Während bei den Spielern wieder der Schweiß fließt, wird im Hintergrund kräftig an der Infrastruktur des Vereins gearbeitet. Ein neuer Rasen, ein neues Funktionsgebäude, die Umwandlung des Trainingsplatzes in einen Naturrasen – es geht zweifellos voran bei der Wormatia, bevor es ab August wieder um Punkte in der Regionalliga geht.

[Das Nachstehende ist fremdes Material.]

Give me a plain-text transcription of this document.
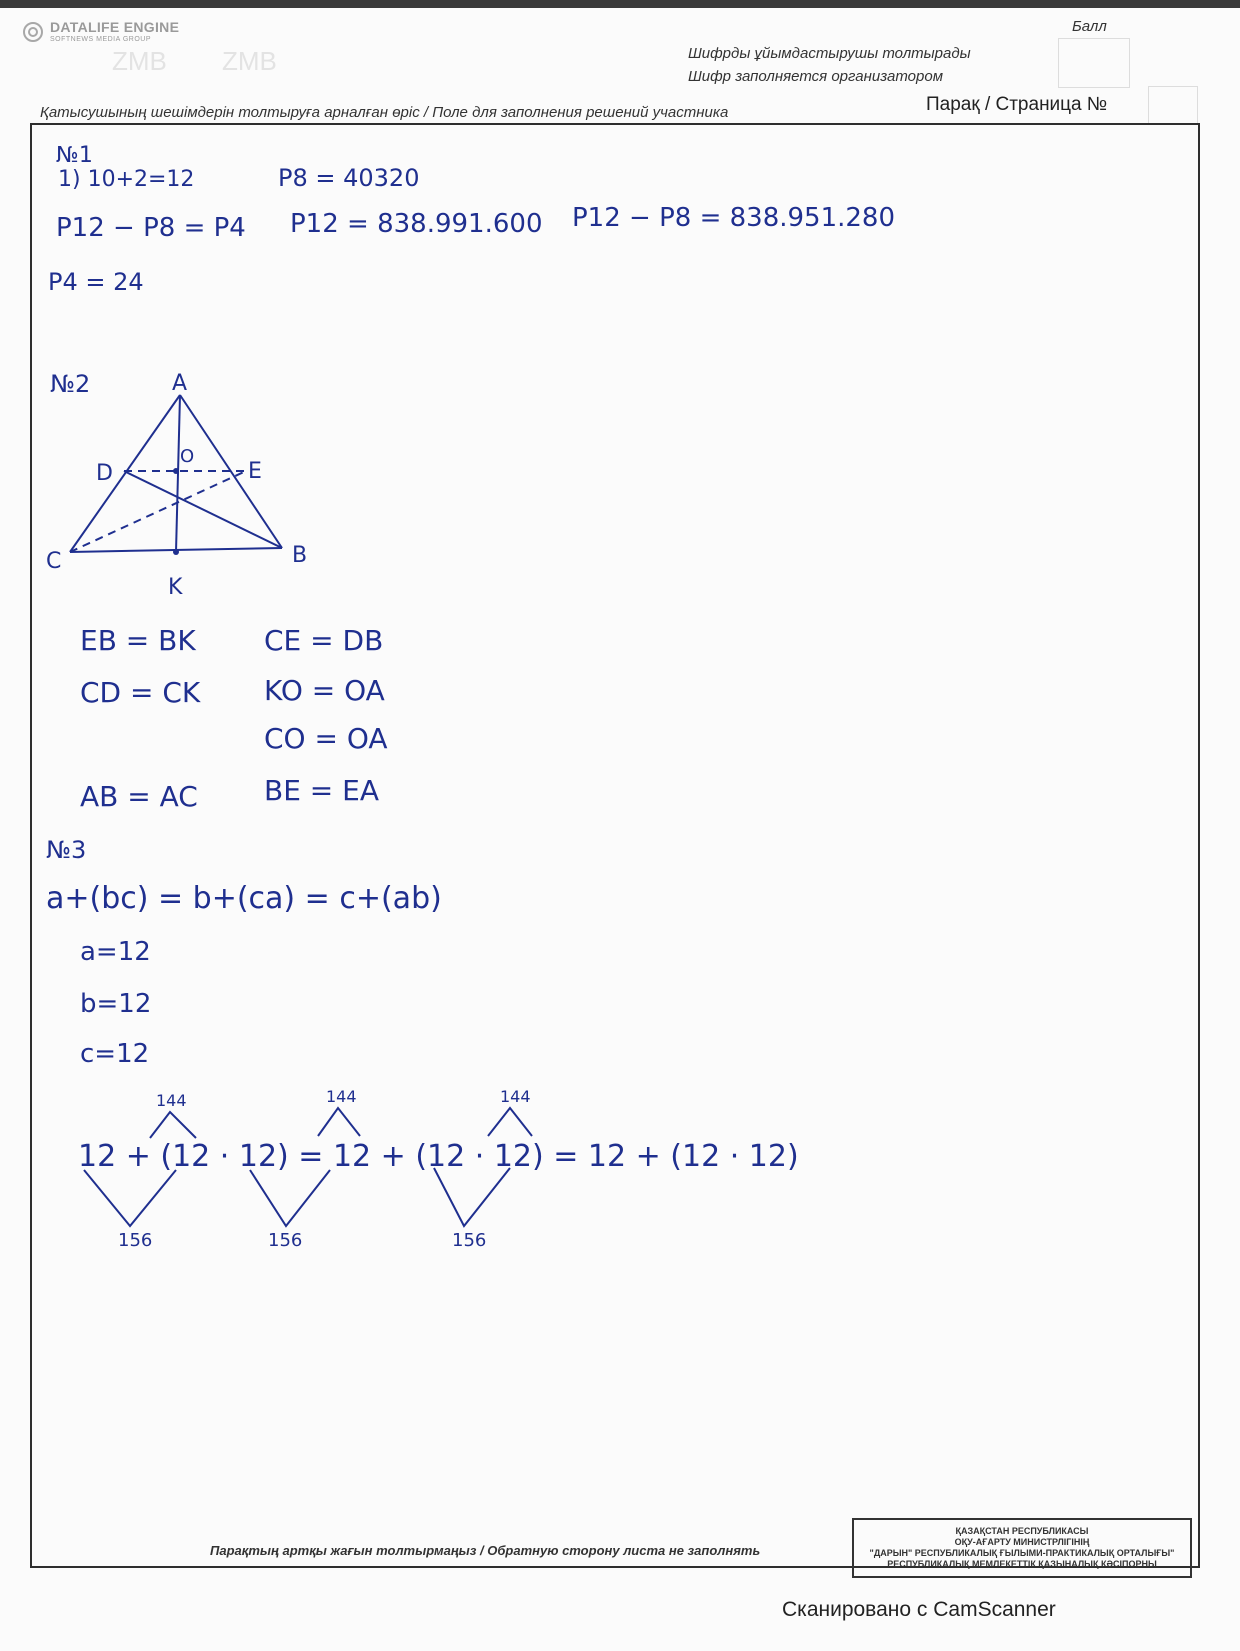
DATALIFE ENGINE
SOFTNEWS MEDIA GROUP
ZMB ZMB	Шифрды ұйымдастырушы толтырады
Шифр заполняется организатором
Балл
Қатысушының шешімдерін толтыруға арналған өріс / Поле для заполнения решений участника	Парақ / Страница №
№1
1) 10+2=12	P8 = 40320
P12 − P8 = P4 P12 = 838.991.600 P12 − P8 = 838.951.280
P4 = 24
№2	A
D
O
E
C	B
K
EB = BK
CD = CK
AB = AC
CE = DB
KO = OA
CO = OA
BE = EA
№3
a+(bc) = b+(ca) = c+(ab)
a=12
b=12
c=12
144	144	144
12 + (12 · 12) = 12 + (12 · 12) = 12 + (12 · 12)
156	156	156
Парақтың артқы жағын толтырмаңыз / Обратную сторону листа не заполнять
ҚАЗАҚСТАН РЕСПУБЛИКАСЫ
ОҚУ-АҒАРТУ МИНИСТРЛІГІНІҢ
"ДАРЫН" РЕСПУБЛИКАЛЫҚ ҒЫЛЫМИ-ПРАКТИКАЛЫҚ ОРТАЛЫҒЫ"
РЕСПУБЛИКАЛЫҚ МЕМЛЕКЕТТІК ҚАЗЫНАЛЫҚ КӘСІПОРНЫ
Сканировано с CamScanner
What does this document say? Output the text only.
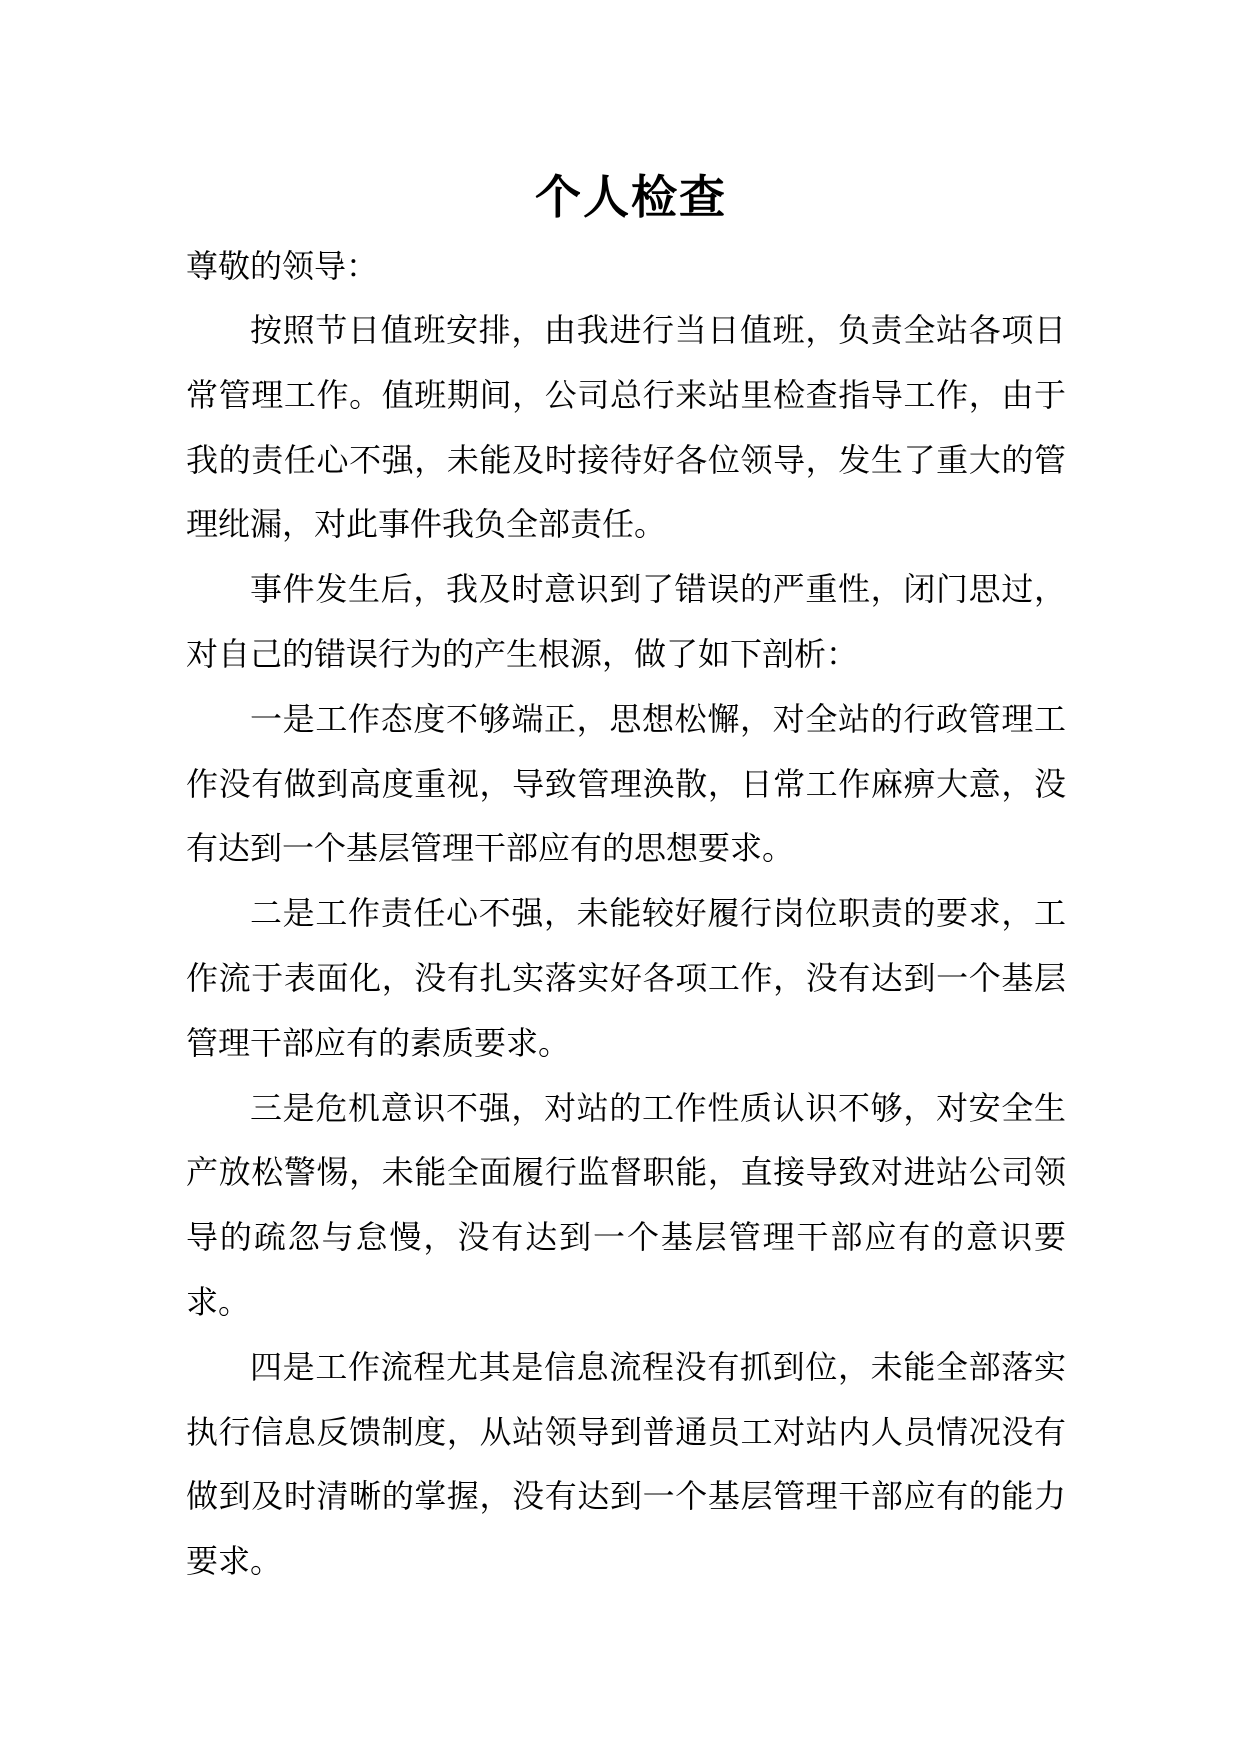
个人检查

尊敬的领导：

按照节日值班安排，由我进行当日值班，负责全站各项日常管理工作。值班期间，公司总行来站里检查指导工作，由于我的责任心不强，未能及时接待好各位领导，发生了重大的管理纰漏，对此事件我负全部责任。

事件发生后，我及时意识到了错误的严重性，闭门思过，对自己的错误行为的产生根源，做了如下剖析：

一是工作态度不够端正，思想松懈，对全站的行政管理工作没有做到高度重视，导致管理涣散，日常工作麻痹大意，没有达到一个基层管理干部应有的思想要求。

二是工作责任心不强，未能较好履行岗位职责的要求，工作流于表面化，没有扎实落实好各项工作，没有达到一个基层管理干部应有的素质要求。

三是危机意识不强，对站的工作性质认识不够，对安全生产放松警惕，未能全面履行监督职能，直接导致对进站公司领导的疏忽与怠慢，没有达到一个基层管理干部应有的意识要求。

四是工作流程尤其是信息流程没有抓到位，未能全部落实执行信息反馈制度，从站领导到普通员工对站内人员情况没有做到及时清晰的掌握，没有达到一个基层管理干部应有的能力要求。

Man könnte aber nun wahrlich nicht sagen, dass es in der Sommerpause ruhig bei der Wormatia zugehen würde. Nach dem letzten Saisonspiel gegen den 1. C Saarbrücken fand noch eine zünftige Grillparty der Regionalliga und der Frauenmannschaft auf dem Rasen statt, dann wurde nach 65 Jahren endlich Abschied genommen von einem Platz, der aufgrund seines desolaten Zustandes in den letzten Jahren immer wieder Bestandteil heftiger Diskussionen war, galt der Wormser Platz doch als einer der schlechtesten der Liga. Am Dienstag nach Pfingsten wurde der alte Rasen von der Firma Heinrich Schmidt KG Tiefbau abgetragen. Vorher durften aber noch Fans im Stadion vorbei schauen und sich einen Stück von dem heiligen Rasen ausschneiden, der in den letzten 65 Jahren so viel miterleben durfte. Anschließend wird das Spielfeld grundlegend saniert, erhält Drainage, Bewässerungsanlage und ein Hybridrasen-System. Besonderheit ist hier der kunstfaserverstärkte Untergrund. Dadurch wird das Spielfeld wesentlich belastbarer und die Regenwurmproblematik gelöst. Außerdem wird die für den Schulsport notwendige Rundlaufbahn saniert, wie bisher mit einem für diese Zwecke ausreichenden Tennenbelag („Asche“). Was die Kosten angeht, plant die Stadt mit Gesamtkosten in Höhe von rund 650.000.- Euro. Davon entfallen etwa 470.000 Euro auf die Rasensanierung samt Beregnungsanlage und 180.000 Euro auf die Laufbahn. Der VfR Wormatia muss sich an der Finanzierung beteiligen und 20% der Kosten der Rasensanierung übernehmen. Die Sanierung selbst wird einige Zeit in Anspruch nehmen, so dass der Rasen frühestens im Oktober bespielbar sein wird, was jedoch nicht zuletzt abhängig ist von den Witterungsverhältnissen. Wo während der Sanierungsphase gespielt wird, steht übrigens noch nicht fest. Als Ausweichort wird immer wieder das Ludwigshafener Südweststadion genannt, jedoch scheint auch ein Ausweichen auf den Platz der TSG Pfeddersheim durchaus im Bereich des Möglichen zu liegen. Immerhin ist man auf der Suche nach einem Ausweichtrainingsplatz beim TUS Neuhausen fündig geworden, der sein Gelände zum Training zur Verfügung stellt.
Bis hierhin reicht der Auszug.